There are two indices in Ireland, both quarterly, which track changes to prices of commercial property. The smaller 32 property sample index is that produced by property services giant Jones Lang Lasalle (JLL) and involves JLL’s people examining a portfolio of property and revaluing prices and rents. The larger 287 property sample index is produced by the Society of Chartered Surveyors in Ireland (SCSI – the merged body created earlier this year from the Society of Chartered Surveyors and the Irish Auctioneers and Valuers Institute) together with global property information company Investment Property Databank (IPD) The JLL index tends to be published each quarter before the SCSI/JLL index and because NAMA’s Long Term Economic Value Regulations makes reference to both as reputable sources of information, the JLL index is used to calculate the NWL index and also the performance of Irish commercial property shown at the top of this page. Both indices display a remarkable historical correlation – indeed at the end of Q1, 2011 the JLL index indicated Irish property was 60.9% off peak whilst the SCSI/IPD index was ~62% off peak.

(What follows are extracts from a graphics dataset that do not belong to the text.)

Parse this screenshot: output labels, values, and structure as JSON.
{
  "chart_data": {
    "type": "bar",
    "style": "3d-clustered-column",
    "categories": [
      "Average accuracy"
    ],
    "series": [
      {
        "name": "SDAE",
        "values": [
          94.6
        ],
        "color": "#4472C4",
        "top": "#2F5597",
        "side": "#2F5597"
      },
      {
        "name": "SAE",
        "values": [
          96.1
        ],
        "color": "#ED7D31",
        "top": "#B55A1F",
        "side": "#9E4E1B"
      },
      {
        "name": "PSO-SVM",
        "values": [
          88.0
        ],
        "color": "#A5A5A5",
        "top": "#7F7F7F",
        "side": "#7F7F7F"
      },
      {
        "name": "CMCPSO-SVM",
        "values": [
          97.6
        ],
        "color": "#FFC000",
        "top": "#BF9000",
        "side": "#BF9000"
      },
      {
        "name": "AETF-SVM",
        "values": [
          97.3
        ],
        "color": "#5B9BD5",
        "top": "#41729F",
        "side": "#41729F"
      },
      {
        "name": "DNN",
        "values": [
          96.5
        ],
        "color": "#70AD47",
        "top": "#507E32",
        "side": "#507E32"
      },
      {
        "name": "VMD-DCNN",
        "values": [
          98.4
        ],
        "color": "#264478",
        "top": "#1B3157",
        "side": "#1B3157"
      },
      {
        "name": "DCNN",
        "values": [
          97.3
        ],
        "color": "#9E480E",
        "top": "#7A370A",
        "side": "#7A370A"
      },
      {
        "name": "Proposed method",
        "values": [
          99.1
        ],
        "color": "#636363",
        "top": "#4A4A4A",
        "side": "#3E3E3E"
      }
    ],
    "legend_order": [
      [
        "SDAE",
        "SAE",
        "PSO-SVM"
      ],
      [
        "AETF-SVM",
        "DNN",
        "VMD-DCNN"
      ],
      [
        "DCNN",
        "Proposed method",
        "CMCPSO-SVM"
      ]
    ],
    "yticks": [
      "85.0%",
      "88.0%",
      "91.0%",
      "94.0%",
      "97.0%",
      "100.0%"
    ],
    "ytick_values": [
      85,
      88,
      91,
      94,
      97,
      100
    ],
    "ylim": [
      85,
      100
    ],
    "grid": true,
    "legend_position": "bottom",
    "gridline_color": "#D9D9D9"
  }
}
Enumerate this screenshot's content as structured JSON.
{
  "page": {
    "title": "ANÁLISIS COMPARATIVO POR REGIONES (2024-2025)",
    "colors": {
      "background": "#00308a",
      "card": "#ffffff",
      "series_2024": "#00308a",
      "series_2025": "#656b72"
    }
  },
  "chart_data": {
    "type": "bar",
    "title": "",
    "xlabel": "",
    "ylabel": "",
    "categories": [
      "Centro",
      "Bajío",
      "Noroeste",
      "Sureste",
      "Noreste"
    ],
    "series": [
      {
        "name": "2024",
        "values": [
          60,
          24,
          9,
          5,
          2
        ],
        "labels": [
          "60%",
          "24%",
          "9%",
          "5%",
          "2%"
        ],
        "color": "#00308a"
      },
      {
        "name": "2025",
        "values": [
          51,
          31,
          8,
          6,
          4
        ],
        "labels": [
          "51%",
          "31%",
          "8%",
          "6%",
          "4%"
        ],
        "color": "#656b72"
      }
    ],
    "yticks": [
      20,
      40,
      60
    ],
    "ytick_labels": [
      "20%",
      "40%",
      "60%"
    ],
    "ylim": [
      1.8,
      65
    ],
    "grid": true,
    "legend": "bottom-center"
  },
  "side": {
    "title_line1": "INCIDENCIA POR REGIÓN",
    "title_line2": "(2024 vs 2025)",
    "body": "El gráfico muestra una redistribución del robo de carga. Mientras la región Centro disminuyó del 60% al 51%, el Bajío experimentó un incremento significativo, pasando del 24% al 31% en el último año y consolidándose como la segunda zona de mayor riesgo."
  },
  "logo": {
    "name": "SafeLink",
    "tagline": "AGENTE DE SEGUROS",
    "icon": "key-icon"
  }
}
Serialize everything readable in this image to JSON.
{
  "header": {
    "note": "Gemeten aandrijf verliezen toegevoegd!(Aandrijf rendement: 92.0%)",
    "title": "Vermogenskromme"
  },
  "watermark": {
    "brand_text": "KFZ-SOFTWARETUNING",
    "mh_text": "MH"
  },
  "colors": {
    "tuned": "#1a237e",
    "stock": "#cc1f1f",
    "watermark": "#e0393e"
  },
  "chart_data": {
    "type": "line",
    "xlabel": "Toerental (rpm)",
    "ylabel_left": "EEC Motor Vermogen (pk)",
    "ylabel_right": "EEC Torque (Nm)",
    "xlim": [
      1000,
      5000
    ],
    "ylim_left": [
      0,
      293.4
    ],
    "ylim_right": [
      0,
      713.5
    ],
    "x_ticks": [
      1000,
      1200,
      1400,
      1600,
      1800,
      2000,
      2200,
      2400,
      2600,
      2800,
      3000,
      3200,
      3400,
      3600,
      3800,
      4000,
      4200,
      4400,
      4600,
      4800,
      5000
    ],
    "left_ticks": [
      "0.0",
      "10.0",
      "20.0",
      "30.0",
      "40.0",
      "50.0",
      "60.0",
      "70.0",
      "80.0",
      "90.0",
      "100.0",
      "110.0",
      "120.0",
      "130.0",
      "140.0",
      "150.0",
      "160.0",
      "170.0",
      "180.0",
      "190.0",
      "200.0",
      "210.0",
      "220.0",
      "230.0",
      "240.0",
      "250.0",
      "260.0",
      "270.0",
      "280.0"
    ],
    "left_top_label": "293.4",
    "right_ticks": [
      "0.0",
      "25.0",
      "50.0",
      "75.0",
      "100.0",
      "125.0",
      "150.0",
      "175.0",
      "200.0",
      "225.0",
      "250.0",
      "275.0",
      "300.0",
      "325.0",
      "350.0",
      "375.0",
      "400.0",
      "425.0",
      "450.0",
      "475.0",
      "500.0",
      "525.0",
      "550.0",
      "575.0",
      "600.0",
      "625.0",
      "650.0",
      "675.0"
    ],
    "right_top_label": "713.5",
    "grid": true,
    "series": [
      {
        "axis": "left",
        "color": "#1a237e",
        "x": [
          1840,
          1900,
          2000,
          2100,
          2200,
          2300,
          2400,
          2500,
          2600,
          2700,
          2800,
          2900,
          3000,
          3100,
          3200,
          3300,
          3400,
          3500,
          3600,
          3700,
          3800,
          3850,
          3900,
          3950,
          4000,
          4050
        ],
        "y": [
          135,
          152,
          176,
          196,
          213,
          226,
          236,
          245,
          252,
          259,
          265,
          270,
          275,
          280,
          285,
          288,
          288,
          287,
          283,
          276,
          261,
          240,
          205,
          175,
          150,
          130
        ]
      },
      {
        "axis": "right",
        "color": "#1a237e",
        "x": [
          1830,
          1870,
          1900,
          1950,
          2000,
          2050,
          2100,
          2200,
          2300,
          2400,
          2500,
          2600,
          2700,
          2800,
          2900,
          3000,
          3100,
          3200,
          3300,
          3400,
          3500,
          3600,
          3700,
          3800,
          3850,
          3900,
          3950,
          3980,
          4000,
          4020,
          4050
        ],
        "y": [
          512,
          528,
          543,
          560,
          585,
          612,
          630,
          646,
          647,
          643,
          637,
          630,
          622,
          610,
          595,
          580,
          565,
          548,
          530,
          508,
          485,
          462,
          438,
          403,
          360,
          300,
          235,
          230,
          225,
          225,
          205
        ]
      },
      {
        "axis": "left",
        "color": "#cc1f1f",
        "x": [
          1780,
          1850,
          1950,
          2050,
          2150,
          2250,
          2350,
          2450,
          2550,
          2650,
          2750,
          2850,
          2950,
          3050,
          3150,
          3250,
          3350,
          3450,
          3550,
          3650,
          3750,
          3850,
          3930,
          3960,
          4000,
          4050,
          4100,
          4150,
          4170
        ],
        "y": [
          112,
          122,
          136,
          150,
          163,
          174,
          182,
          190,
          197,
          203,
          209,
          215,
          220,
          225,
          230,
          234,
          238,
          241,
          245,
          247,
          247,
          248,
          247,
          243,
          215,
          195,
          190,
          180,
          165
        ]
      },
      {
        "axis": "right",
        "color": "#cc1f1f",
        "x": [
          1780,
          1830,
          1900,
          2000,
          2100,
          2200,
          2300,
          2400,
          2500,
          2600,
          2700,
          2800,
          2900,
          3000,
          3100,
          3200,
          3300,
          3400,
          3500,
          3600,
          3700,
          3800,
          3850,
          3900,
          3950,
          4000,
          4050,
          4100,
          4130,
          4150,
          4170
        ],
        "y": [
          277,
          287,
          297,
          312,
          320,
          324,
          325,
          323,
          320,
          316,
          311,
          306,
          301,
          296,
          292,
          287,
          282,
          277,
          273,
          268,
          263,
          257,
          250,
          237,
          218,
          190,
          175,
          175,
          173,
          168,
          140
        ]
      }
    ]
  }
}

On 12th July 2011, JLL reported its index for Q2, 2011 which showed a shock 5.7% decline in Q2, 2011 – the largest quarterly decline since NAMA was created in December 2009. Today the SCSI/IPD index was published for Q2, 2011 and it continues to mirror the JLL index, showing prices were down 5.3% overall in Q2, 2011 compared with 5.7% reported by JLL. In terms of peak to present, JLL is now down 63% whilst SCSI/IPD is down 64%.
JLL issue a commentary with their quarterly report and two weeks ago, it strikingly pointed out that commercial property may suffer an additional 20-30% decline in commercial prices if the Government implements plans to abolish Upward Only Rent Review leases, which would mean all commercial leases would be able to seek market rents.